Duty calls

Colm McLoughlin, managing director of Dubai Duty Free, tells the 6th Arabian Business Forum why the retailer won’t be expanding outside of its home market any time soon
By Staff writer
Sun 03 Jun 2012 08:40 AM

Colm Mcloughlin, the managing director of Dubai Duty Free, has an amazing ability to remember figures. It’s not hard to see why when he starts to reel off some of the impressive numbers that the Dubai-based retailer has achieved in the 29 years since its inception.

“We opened for business on 20 December 1983 and on that day our sales were AED160,000 ($43,500), which is good for a first day. On 20 December 2011 our sales had jumped to AED86m,” he tells the audience at the 6th Arabian Business Forum.
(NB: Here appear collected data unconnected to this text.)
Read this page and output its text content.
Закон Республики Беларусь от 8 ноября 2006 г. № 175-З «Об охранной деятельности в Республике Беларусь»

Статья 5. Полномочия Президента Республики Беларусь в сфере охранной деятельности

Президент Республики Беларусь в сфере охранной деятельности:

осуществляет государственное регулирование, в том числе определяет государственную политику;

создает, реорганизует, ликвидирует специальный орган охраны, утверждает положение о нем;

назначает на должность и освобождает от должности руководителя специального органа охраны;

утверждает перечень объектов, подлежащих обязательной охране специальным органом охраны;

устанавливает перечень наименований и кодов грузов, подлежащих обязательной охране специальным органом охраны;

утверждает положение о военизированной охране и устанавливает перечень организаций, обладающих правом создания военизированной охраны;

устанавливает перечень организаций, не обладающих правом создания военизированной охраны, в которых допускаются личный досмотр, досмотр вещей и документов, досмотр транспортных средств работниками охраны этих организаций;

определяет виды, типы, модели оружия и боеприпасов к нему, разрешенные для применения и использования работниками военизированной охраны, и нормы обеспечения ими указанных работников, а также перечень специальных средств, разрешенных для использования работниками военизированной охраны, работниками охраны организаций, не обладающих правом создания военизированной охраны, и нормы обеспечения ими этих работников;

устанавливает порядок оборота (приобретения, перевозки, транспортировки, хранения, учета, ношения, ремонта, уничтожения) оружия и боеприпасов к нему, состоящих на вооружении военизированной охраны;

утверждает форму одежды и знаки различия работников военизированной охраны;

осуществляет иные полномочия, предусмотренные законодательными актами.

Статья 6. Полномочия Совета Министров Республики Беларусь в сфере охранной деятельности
“We [currently] have 4,000 staff; we did 22.5 million transactions on our registers last year; sold 18 million units of merchandise last year; we’ve given away 31 luxury cars; last year we gave away $14m in our millionaire promotion; we apprehended 5,794 shoplifters; received 35,000 unsolicited CVs; hired 850 people last year; we had 350 resignations and terminated 33,” he adds, laughing.

The growth of Dubai Duty Free over the last three decades has gone hand-in-hand with both Emirates Airline’s expansion and Dubai’s international status as a travel and tourism hub. Today, the retailer, which is owned by the Investment Corporation of Dubai, operates 18,000 sq m of retail space and last year sold AED5.3bn of merchandise, a 15.7 percent increase on the previous year.

“We take around $47-$48 per passenger that goes through the airport and our penetration is just under 50 percent,” says McLoughlin. “If you look around at the good airports like Heathrow and Singapore generally the penetration in those airports is seventeen-eighteen percent. We’re on target for sales of AED6bn in 2012,” he adds.

McLoughlin, who arrived in Dubai for a six-month stint in 1983 and still calls the emirate his home, doesn’t plan to stop the retailer’s growth any time soon. The Dubai-based firm increased the size of a multi-tranche loan facility it is currently raising to $1.5bn last month to help fund the expansion of Dubai’s international airport.

The funds, driven by high interest from local and international lenders, will help finance the infrastructure of Concourse 4 at the airport, he explains.

“The reason for that is that the government has decided that Dubai Duty Free will be the main financier of Concourse 4. It will cost $7.8bn and we’re currently borrowing $1.5bn to help the building of the airport structure. Dubai Duty Free will be building 6-7,000 sq m of retail space in Concourse 4.”

Other examples of organic growth will come from some 8,000 sq ft of retail space at Dubai International Airport’s Concourse 3.

McLoughlin does rule out international expansion in the near future but says it may look to expand its operations outside of its home market when it reaches saturation.  “We might make $500,000 a year — but that’s not needed yet. We can make more money staying here than looking around… It’s not in our list yet, it’s fairly far down our list and its not been needed yet,” he says, adding that he wasn’t disappointed by unsuccessful bids to operate duty free operations at Beirut and Colombo international airports.

“If ever Dubai Duty Free got to a rate of saturation then of course they would go out into the market and set out to bid for a other airports but right now we are amateurs at that, there are professional companies around the world…. who know this business inside out,” he adds.

Judging from the expansion plans in its home market, it looks like Dubai Duty Free will have its hands full for some time yet.